Count me in, is there a deadline for this ?????
When you say rain does that exclude thunder ???
exp(1) = 2.718282 which equates to the 2 min 43seconds and 96.9098 milliseconds
exp(i1) = sin(1) + icos(1) this then gives the following cartesian coordinates
exp(i1) = 0.841471 + i 0.540302
I think i may be the number of grains of salt haarvested from ye dead sea & it may take ye 2 minutes, 43 seconds and 96.9098 t'grab that thar salt, afore ye is chased outa the sea by me
haha, avahst Jim lad
Sounds awesome!
I agree with the question above, Are "tunder" sounds allowed?
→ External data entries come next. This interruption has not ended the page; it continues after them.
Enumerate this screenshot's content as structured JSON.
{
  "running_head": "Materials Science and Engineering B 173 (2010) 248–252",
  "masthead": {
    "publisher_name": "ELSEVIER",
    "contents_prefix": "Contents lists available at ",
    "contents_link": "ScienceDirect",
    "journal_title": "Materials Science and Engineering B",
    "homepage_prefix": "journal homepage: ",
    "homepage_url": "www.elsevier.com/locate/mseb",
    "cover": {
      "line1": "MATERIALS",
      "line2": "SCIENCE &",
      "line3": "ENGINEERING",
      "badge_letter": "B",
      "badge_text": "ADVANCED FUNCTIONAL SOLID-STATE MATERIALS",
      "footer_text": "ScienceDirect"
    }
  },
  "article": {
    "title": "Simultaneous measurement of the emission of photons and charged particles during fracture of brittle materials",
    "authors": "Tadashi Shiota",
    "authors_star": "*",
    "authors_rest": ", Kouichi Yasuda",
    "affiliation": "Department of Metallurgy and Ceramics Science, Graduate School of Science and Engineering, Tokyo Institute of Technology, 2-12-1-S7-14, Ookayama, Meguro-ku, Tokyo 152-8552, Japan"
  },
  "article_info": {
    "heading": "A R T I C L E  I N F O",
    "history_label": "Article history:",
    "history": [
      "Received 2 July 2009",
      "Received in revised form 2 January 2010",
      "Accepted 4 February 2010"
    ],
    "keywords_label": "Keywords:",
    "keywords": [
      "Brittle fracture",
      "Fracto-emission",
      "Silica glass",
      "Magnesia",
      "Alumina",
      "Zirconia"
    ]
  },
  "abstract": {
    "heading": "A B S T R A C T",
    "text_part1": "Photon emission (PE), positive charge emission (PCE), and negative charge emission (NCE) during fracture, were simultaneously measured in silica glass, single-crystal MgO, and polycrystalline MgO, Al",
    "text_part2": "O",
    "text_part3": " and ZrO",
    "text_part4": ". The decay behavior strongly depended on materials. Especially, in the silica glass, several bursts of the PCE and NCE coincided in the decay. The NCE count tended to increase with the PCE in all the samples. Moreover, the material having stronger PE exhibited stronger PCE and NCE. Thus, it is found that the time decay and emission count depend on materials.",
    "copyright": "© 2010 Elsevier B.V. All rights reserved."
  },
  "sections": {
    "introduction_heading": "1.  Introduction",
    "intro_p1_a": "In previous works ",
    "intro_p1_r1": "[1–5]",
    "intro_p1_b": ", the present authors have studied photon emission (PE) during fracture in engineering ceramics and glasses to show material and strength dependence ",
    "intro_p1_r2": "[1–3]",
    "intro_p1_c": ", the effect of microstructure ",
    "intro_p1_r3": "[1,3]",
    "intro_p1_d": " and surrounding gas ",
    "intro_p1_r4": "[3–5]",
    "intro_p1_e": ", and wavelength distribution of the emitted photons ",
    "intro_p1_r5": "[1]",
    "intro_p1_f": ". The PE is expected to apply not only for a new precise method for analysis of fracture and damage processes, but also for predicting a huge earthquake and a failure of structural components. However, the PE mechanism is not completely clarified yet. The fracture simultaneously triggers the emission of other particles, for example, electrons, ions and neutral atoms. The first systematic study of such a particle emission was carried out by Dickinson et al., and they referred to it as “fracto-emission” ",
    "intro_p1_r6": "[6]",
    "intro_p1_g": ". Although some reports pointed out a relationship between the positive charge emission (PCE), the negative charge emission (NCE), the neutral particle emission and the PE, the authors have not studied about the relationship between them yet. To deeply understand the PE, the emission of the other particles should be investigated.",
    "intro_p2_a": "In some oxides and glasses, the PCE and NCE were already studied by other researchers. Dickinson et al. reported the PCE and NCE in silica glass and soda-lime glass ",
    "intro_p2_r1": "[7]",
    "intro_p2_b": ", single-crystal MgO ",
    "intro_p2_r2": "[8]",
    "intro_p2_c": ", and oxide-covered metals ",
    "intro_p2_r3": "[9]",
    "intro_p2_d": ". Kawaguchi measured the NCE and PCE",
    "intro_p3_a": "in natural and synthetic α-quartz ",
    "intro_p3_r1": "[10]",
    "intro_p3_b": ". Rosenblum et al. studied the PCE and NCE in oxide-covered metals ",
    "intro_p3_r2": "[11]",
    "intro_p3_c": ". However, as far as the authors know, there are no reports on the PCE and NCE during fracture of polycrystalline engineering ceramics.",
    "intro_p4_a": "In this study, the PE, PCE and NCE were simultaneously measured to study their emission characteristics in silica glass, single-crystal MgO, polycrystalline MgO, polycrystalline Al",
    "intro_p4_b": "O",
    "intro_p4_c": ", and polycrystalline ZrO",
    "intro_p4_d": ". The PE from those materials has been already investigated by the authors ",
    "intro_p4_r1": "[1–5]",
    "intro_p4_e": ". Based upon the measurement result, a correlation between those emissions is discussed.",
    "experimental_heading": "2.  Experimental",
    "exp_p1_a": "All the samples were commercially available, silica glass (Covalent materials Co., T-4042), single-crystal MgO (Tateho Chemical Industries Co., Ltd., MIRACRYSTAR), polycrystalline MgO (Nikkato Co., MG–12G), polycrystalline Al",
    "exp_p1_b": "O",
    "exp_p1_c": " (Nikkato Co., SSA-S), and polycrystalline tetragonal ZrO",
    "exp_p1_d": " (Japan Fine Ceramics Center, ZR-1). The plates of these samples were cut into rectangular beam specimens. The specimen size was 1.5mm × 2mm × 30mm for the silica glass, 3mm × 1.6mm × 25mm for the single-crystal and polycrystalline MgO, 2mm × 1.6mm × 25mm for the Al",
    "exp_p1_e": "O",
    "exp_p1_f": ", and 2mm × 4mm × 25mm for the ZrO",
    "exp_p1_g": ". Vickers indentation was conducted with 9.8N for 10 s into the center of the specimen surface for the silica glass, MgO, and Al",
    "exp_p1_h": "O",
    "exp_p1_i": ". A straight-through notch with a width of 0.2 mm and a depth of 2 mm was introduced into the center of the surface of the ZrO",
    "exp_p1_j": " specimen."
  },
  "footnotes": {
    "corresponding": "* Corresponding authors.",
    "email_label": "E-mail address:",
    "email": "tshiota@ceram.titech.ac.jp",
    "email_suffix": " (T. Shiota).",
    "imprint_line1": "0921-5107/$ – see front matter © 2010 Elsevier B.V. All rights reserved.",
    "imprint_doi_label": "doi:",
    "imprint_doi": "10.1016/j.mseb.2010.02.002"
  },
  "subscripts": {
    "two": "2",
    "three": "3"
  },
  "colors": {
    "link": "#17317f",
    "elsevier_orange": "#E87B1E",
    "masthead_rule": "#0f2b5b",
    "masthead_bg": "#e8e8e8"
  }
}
and we are not limited to 2 sounds right? (just Rain and Frogs, any number of samples may be used )
7,824,097 are the closed number of samples i can get to (pro tools 8 LE)
I guess I'm first
http://ccmixter.org/files/miniPhil/29265
I know it says 2:44 but it's really 2:43:93. That was as close as I could get.
miniPhil
I guess I'm first
http://ccmixter.org/files/miniPhil/29265I know it says 2:44 but it's really 2:43:93. That was as close as I could get.
That was a very nice way to spend 2:43 I like it. Good work.
Sample rate is counted "per second". 44.1kHz means 44100 samples per 1 second.
So, let see, what kind of sample rate we need. First - let create a math.
SR / 1s = x / t
where
SR = samplerate
1s = 1 second
x = our variable
t = less than 1 second ending (96.9098ms /1000 = 0.0969098s)
x / t must be a total number.
(0.0969098 * 10 000 000) / 0.0969098 = 1
Then SR = 10 000kHz = 10MHz
But both - SR and the number 969098 can be divided by common numbers, so we can decrease the SR a little bit.
/2
5000 kHz
484 549
and there are no more common numbers to divide (SR can be divided only by 2s and 5s, none supported by variable x)
So you need the SR to be 5MHz in order to achieve such digital accuracy. Such samplerate - 5MHz - is not usual for sound, even not for ultrasound. Our systems use 192kHz resolution (it's 0.192MHz). Hypersound I guess would be... But Cool Edit (aka Adobe Audition) can and will produce sound sample at that sample rate.
(-;
...and now a little bit of fun. if we divide 5000 kHz / 192 kHz - we get 26.
Why 26 or what to do with that? If we resample sound frequency, dividing it by 2 by 2 by 2 by 2 by 2 (5 octaves down but perhaps 4 should be enough), then we could probably emulate frogs with crickets (some species work sound similar to frogs when are 3 octaves down), and thus - we achive what we wanted to. Sound taken from it's natural environment (5MHz) and put into standard 192kHz as something that we wish to sell as "frogs". (-;
With rain, we should try to capture very small drops in order to resample it later. Drizzle perhaps? Or water bobbles in coca cola (-;
The relation to imaginary number "i" is obvious, so there is no need to explain. (-;
miniPhil
I guess I'm first
http://ccmixter.org/files/miniPhil/29265I know it says 2:44 but it's really 2:43:93. That was as close as I could get.
I guess you won the prize. Dammit! Dammit! Dammit! Dammit! Dammit! Dammit! Dammit! Dammit! Dammit! Dammit! Dammit! Dammit!